The important point which needs to be re-emphasised is that the 31 January deadline, which is a full three months after the paper filing deadline, is categorically for electronic filing only.

But if you have not filed electronically before then you will need a pin code, for which you will need to apply online.

Go through the HM Revenue & Customs (HMRC) website to the self-assessment section to request a pin.

I specifically emphasise this because HMRC will then send the pin to you by post.

Therefore it takes around a week before you will receive it.

Note that there is a slightly different route to follow where you already use another internet based HMRC service, such as child benefits or tax credits.

The e-tax return

Once you receive your pin and have registered, the rest of the process is very similar to completing a paper tax return.

HMRC website
11% of self-assessment taxpayers missed last January's online deadline

Therefore you need to have all your usual details ready, such as

• employment income details ready, as shown on your P60 form

• details of your bank and building society interest

• any self-employment income, and receipts relating to expenses you can deduct from this.

As well as filing your return, you are also obliged to pay the tax you may owe.

If the electronic return had been submitted to HMRC by 30 December 2008, then so long as the amount of tax due was less than 2,000, your tax code would have been adjusted for 2009/10 and the amount conveniently deducted from you salary for that year.

But as that opportunity has passed, even if your tax is below 2,000, you will need to pay any money owing by 31 January 2009.

The two main concerns for consumers are therefore avoiding a penalty for late filing of the tax return and avoiding a penalty for the late payment of the tax itself.

As usual there is an automatic 100 penalty charged by HMRC for late returns.

Interest is then payable on any unpaid tax.

And from 28 February a surcharge of 5% is levied on the amount of unpaid tax left outstanding at that date.

Additionally interest is also charged on the surcharge.

Reasonable excuse

The changes to the self-assessment system this tax year are all part of the efforts by HMRC to encourage taxpayers to file their returns online.

The idea is to send in this form prior to incurring a late filing penalty

But the earlier paper filing deadline is a double-edged sword.

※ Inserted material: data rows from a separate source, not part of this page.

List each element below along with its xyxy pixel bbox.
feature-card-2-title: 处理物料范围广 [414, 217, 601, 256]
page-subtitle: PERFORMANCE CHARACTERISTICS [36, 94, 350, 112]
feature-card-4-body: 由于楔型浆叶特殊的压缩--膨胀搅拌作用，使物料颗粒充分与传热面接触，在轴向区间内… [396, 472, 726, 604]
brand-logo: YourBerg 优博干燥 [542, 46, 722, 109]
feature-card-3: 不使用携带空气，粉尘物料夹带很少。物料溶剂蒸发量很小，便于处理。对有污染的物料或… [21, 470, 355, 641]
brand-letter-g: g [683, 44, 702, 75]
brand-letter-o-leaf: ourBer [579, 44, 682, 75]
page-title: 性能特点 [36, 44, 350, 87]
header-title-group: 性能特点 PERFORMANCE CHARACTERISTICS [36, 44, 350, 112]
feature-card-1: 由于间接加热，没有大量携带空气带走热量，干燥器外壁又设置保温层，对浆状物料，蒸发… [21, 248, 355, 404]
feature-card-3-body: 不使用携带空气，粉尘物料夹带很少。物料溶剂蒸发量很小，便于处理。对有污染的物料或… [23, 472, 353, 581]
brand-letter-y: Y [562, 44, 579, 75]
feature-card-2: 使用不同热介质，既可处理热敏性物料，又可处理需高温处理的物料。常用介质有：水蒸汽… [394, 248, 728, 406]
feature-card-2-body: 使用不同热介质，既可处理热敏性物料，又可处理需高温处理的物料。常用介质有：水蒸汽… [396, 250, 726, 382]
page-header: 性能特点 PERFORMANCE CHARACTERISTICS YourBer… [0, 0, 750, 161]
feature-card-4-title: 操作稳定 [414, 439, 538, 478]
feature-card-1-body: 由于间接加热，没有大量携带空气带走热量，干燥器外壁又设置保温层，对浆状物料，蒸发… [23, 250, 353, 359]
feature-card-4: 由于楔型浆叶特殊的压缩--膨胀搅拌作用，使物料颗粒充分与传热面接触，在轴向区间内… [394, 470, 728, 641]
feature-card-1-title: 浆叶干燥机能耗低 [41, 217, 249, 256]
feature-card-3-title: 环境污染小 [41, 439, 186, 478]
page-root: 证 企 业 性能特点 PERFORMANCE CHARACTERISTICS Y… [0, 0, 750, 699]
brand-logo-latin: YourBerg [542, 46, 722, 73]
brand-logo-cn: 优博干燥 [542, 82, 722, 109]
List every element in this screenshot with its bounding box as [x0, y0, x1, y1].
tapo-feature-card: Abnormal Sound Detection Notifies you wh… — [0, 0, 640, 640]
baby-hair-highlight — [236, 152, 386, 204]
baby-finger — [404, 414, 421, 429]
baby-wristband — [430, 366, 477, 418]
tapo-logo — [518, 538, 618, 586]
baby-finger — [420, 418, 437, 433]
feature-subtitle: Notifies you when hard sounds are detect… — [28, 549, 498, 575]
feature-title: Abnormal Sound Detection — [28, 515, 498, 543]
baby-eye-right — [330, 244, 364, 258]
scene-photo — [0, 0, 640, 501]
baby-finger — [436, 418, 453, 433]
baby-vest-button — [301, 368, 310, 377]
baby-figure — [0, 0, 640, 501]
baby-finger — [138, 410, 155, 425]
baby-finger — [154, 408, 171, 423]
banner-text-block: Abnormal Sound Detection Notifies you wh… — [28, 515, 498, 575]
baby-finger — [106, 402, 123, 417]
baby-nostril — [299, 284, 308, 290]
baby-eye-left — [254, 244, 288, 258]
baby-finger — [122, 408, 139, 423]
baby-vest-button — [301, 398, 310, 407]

Whilst encouraging online filing it inadvertently left a number of users facing potential penalties.

These include users who cannot file their tax returns online and those who try but fail to file online.

The Association of Chartered Certified Accountants, together with other professional bodies, have been instrumental in helping those affected by these changes.

The culmination of our efforts is the "reasonable excuse" form, which can be downloaded from the HMRC website, along with guidance notes.

The idea is to send in this form prior to incurring a late filing penalty.

This will allow HMRC to suppress any impending penalty and deems that the return is submitted on time.

Ideally the form will need to be received by 23 January 2009 to guarantee suppression of a penalty notice.

HMRC cannot guarantee the penalty suppression if received after this date.

Another way of avoiding a penalty for late filing is simply to pay the tax owed, as under HMRC procedures the late filing penalty is not imposed if the correct tax is paid on time.

This does assume though that you have calculated your tax bill accurately.

Payment difficulties

People should be aware that, in the current economic downturn, if they potentially face difficulties in being able to pay the tax, they should make sure that they file their return before 31 January and then contact HMRC.

It now has a Business Payment Support Service which acts as a one-stop shop for those seeking a rescheduling of their tax debt.

Its service, while the name does not suggest it, is available to both individuals and businesses.

While it has always been possible to talk to your tax office and ask for longer to pay your taxes, the new contact point should be more compassionate in their view of your ability to pay.

But you should note that by contacting them you will also be able to stop any surcharges and penalties being applied to the tax you owe - in this case the 5% tax-driven surcharge.

In addition to this, the level of interest charged, at a variable rate, is currently (from 6 January 2009) 4.50% for income tax debts which are rescheduled.

So, the best strategy is to act now and not to let the deadlines pass you by.

It is especially important that you get your tax return in as any opportunity to defer tax payments where you are in financial difficulties flows from that.

The opinions expressed are those of the author and are not held by the BBC unless specifically stated. The material is for general information only and does not constitute investment, tax, legal or other form of advice. You should not rely on this information to make (or refrain from making) any decisions. Always obtain independent, professional advice for your own particular situation.